Does there exist any such API's which can get me all those results?
PS. I am using C#, and considering the IEnumerator interface for this?
If you just want to be able to serve search results to users, then the APIs provided by search engines are probably the way to go. As already mentioned there's Bing's Live Search API (which I've not used but looks fine), and also Google's Web Search API.
Additionally, there's Yahoo BOSS which I found very easy to use. However, it looks like BOSS is now a paid API - so depending on your budget/intention, it might not suit.
Google's Web Search API is now deprecated, but should still work for a small number of queries - it's the platform that tools like this number of results counter are built on. It's been replaced by the Google Custom Search API which depending on your needs may or may not work for you. I've not used it, but it looks fine, and is free for small numbers of queries.
The problem with crawling and then parsing search pages is that search engines regularly change the underlying html of the search result pages - so any screen scraping approach will be quite brittle. Additionally, the terms of service of most commercial search engines prohibit automated access - if you go ahead anyway they may well block your crawler. These two problems are probably why awesome third party parsing APIs don't really exist.
What you can do is to fetch data from different APIs (bing/google etc) and then display it to the user in one flow. Otherwise, crawling search engines is totally illegal.
For Google, you can go to Google Custom Search API or if you have products to search then Google Shopping API.

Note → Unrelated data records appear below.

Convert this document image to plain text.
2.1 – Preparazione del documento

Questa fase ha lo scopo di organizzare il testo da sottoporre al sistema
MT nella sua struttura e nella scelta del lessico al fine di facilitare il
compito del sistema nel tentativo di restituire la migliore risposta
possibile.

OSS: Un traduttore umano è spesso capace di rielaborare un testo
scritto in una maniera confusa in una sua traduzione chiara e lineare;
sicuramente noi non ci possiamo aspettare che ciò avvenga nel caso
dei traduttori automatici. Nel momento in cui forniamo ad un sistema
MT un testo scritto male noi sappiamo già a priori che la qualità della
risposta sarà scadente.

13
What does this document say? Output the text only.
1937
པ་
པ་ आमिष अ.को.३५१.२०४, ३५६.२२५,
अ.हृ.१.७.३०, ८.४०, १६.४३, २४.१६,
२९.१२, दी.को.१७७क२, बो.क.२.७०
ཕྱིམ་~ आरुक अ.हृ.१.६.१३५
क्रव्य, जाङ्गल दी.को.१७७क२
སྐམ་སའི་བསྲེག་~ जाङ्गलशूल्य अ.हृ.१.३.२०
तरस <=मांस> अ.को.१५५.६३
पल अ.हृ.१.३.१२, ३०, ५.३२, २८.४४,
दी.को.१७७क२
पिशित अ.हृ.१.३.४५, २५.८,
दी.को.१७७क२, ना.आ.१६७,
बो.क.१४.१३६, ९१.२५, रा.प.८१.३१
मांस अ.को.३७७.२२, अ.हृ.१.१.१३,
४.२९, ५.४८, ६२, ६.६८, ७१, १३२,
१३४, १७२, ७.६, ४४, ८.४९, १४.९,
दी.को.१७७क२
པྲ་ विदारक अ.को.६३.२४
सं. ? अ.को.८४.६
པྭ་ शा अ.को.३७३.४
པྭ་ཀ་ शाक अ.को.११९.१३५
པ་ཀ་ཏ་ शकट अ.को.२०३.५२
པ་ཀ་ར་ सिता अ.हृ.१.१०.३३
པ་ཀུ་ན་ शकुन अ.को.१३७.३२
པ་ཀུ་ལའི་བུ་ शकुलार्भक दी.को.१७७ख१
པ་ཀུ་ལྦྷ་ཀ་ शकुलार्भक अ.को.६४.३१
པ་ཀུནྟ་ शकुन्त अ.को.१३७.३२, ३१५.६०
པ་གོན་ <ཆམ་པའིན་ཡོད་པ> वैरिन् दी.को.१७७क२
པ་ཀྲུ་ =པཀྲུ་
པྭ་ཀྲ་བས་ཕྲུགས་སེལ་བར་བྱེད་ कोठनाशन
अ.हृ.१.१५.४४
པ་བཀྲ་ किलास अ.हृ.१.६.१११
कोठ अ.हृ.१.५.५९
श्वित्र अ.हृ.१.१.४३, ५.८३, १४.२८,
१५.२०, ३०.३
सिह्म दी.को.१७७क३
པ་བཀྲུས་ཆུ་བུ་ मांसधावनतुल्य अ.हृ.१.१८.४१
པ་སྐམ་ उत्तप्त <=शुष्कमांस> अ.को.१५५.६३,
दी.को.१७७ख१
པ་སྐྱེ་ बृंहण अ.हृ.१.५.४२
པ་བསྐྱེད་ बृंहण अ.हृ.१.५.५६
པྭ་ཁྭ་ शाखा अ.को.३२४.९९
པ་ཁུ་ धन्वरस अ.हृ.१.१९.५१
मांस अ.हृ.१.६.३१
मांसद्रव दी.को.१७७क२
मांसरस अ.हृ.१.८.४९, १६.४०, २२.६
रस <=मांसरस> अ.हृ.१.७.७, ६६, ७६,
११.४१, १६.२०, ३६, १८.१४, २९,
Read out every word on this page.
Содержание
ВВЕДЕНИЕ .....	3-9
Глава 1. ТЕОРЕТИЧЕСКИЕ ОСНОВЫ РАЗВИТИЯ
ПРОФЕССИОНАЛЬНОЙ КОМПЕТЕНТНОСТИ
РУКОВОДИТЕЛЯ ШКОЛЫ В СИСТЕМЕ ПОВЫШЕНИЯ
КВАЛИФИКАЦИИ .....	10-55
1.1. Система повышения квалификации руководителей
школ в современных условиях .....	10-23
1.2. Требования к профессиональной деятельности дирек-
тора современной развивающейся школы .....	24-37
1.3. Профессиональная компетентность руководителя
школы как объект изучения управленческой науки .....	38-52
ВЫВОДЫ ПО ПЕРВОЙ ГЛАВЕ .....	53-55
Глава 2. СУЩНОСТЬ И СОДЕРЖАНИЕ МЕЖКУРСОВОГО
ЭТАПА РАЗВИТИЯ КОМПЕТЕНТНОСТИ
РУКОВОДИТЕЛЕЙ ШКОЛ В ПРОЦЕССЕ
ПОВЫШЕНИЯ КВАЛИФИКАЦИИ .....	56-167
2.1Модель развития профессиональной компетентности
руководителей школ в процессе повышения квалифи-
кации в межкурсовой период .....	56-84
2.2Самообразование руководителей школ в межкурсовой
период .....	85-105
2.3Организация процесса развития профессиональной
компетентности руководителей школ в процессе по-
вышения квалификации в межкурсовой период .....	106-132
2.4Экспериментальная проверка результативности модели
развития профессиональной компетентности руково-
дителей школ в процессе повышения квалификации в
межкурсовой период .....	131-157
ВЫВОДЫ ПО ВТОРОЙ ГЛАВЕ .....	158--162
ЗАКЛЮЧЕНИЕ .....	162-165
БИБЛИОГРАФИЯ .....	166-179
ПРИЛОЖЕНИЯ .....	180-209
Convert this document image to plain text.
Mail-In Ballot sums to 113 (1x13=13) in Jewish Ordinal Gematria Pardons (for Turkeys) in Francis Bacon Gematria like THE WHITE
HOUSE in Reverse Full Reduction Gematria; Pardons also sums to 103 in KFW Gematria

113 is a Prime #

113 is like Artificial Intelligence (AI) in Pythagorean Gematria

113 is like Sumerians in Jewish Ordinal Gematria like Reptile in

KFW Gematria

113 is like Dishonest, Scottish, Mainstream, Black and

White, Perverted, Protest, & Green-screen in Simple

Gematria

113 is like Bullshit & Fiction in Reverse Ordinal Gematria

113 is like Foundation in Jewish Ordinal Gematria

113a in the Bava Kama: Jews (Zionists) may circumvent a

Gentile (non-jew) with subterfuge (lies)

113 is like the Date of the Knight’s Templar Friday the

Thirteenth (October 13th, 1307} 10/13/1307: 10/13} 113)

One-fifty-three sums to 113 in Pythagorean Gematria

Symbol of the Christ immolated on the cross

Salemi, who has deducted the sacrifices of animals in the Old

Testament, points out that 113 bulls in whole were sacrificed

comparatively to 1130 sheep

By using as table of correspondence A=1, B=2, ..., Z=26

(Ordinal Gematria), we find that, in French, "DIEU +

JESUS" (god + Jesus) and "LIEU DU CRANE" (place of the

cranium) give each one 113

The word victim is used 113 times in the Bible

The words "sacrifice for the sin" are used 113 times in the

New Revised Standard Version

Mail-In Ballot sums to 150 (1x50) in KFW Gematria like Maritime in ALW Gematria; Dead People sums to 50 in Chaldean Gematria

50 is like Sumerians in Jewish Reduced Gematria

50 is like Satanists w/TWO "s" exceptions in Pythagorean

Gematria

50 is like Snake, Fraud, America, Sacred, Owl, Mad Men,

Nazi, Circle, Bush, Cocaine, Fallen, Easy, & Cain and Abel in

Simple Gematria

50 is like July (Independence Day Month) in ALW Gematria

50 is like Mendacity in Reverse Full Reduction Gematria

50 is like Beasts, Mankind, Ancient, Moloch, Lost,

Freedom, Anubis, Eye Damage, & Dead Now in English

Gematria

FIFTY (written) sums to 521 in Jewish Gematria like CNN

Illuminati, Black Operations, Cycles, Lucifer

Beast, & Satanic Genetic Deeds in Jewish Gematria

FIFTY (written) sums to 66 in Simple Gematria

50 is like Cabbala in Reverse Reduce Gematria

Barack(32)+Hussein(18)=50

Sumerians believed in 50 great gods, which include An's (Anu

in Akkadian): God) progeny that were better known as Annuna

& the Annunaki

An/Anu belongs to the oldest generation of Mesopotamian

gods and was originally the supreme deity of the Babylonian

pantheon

For Bing, there is a simple and straightforward API.
check NUTCH. Is this what you are looking for?
Bing has an open api http://www.bing.com/developers
Google gives you an api then immediately takes it away. http://code.google.com/apis/websearch/docs/
The google api is deprecated and I think they have another one that is even more limited. Once upon a time they had an API that was comparable to Bing's.
For the exact scenario you mentioned though, the best thing to do is first parse out the number of results, then keep iterating through the pages. You also need to handle errors well because Google very often lies about the number of results it contains.
i m working in same project.
Generate sitemap
private void SubmitSitemap(string PortalName)
{
//PING SEARCH ENGINES TO LET THEM KNOW WE UPDATED OUR SITEMAP
//resubmit to google
System.Net.WebRequest reqGoogle = System.Net.WebRequest.Create("http://www.google.com/webmasters/tools/ping?sitemap=" + HttpUtility.UrlEncode("http://your path'" + PortalName + "'/sitemap.xml"));
reqGoogle.GetResponse();
//resubmit to ask
System.Net.WebRequest reqAsk = System.Net.WebRequest.Create("http://submissions.ask.com/ping?sitemap=" + HttpUtility.UrlEncode("http://your path + "'/sitemap.xml"));
reqAsk.GetResponse();
//resubmit to yahoo
System.Net.WebRequest reqYahoo = System.Net.WebRequest.Create("http://search.yahooapis.com/SiteExplorerService/V1/updateNotification?appid=YahooDemo&url=" + HttpUtility.UrlEncode("http://yourpath/sitemap.xml"));
reqYahoo.GetResponse();
//resubmit to bing
System.Net.WebRequest reqBing = System.Net.WebRequest.Create("http://www.bing.com/webmaster/ping.aspx?siteMap=" + HttpUtility.UrlEncode("http://yourpath + "'/sitemap.xml"));
reqBing.GetResponse();
}
Generate robots.txt file and place it in your root directory.Friendly name and other issues are also imp for this purpose.